Figures (f), (g) & (h) - highlights less understood additional regions in the pathophysiology of ADHD. A primary role for these regions is the regulation of the Default Mode Network (DMN). This network is active, when a person isn't focused on a task. While in this mode the brain will zone out, day dream, mind wander to past memories and actually future plan. A disruption in the DMN is implicated not only in ADHD but other disorders such as ASD and Alzheimer's. This may explain why Alzheimer's patients respond so well to an external environment, which reflects the patient's internal memories. This externalization can be expressed through the music of their youth and objects/photographs from their past. It would also explain the rich imagination and creativity found in people with ADHD and ASD.

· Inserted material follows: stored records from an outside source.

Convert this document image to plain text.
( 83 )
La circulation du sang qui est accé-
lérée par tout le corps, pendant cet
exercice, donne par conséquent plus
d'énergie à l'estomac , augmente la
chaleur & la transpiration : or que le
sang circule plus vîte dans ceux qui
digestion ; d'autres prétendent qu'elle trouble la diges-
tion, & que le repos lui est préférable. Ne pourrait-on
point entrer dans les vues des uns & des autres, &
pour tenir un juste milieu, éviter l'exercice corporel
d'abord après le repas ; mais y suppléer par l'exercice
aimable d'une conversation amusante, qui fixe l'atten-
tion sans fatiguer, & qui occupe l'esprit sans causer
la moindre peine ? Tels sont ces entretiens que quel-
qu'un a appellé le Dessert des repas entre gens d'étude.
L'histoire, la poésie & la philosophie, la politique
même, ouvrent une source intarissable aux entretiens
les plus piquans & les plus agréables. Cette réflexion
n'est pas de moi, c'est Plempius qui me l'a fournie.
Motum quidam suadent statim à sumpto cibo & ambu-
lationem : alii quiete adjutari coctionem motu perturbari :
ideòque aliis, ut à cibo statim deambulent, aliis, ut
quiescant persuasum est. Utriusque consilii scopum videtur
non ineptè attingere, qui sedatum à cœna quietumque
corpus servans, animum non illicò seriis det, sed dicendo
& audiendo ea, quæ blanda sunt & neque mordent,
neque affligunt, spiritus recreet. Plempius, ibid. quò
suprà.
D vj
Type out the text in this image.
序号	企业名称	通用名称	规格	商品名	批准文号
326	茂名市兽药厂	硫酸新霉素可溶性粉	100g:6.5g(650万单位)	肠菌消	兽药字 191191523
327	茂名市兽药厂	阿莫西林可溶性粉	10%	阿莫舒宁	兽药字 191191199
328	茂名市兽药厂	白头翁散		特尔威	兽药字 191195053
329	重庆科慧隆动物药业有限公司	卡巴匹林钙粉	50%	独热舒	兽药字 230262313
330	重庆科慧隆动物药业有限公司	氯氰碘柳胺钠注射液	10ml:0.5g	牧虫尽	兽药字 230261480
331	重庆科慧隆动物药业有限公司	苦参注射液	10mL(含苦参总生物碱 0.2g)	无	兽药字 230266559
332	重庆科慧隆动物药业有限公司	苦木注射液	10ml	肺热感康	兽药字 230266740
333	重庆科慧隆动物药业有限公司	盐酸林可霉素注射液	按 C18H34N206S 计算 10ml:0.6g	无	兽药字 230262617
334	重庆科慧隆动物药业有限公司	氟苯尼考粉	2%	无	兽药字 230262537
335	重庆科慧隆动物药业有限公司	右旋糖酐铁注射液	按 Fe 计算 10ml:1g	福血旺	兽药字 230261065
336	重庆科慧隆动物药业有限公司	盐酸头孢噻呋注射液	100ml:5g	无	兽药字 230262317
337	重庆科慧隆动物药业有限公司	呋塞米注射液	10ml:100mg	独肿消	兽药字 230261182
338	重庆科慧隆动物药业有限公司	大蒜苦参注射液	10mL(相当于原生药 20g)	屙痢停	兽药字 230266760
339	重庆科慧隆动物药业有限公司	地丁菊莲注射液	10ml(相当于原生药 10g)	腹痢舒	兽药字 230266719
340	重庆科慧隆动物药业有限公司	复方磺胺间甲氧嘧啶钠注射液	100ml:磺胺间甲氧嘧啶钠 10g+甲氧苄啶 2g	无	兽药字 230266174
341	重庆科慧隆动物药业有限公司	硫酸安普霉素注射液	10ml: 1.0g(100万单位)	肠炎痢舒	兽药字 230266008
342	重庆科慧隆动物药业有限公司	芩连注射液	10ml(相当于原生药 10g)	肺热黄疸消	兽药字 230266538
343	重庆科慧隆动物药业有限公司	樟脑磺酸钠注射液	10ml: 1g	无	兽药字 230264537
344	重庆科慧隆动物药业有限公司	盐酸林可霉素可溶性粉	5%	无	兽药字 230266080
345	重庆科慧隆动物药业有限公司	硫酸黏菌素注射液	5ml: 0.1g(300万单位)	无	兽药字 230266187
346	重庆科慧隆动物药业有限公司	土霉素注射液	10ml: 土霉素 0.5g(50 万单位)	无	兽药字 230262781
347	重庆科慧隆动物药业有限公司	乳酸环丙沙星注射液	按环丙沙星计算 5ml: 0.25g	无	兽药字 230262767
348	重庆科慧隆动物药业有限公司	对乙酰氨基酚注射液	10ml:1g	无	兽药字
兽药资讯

Typically we see a continuous dynamic interaction between the DMN (thinking about a great idea) and the Executive Network (making that idea a reality). However when both networks are dis-regulated, the natural communication style of expressing ideas/concepts becomes complicated, this is especially true for autistic individuals. It may also indicate why people with ADHD can often feel misunderstood and easily frustrated, when required to explain their vision or give an opinion.
A classic example of this would be Steve Jobs (founder of Apple), who was a rumored ADHDer. It has been well documented how Jobs would unleash a reign of terror on his poor employees, who questioned his 'vision'. Personally I don't believe that this was an issue of Jobs being a proud or arrogant individual but of an inability to express his vivid and surreal internal world in any other way, than how he saw it. ADHDers find it very difficult to find other ways, to make their ideas more easily understandable. The frustration felt by many people with ADHD, comes down to a communication issue which has both internal and external implications. An ADHD child will thrive with an educator who doesn't presume the ideas/actions of an ADHD child is wrong, just because they don't fit inside a box, a curriculum or a text book. A teacher who has mastered the art of listening, paraphrasing and summarising with enthusiasm is exactly the validation and encouragement an ADHD child needs to express themselves more clearly and to get that child's plan into action.
Faraone, S. V. et al. (2015) Attention-deficit/hyperactivity disorder Nat. Rev. Dis. Primers doi:10.1038/nrdp.2015.20 ; http://rdcu.be/gYyV
Armstrong, Thomas. The Power of Neurodiversity: Unleashing the Advantages of Your Differently Wired Brain. Cambridge, MA: DaCapo Lifelong/Perseus Books, 2011.
Qiu MG, Ye Z, Li QY, et al. Changes of brain structure and function in ADHD children. Brain Topogr 2011;24:243-52.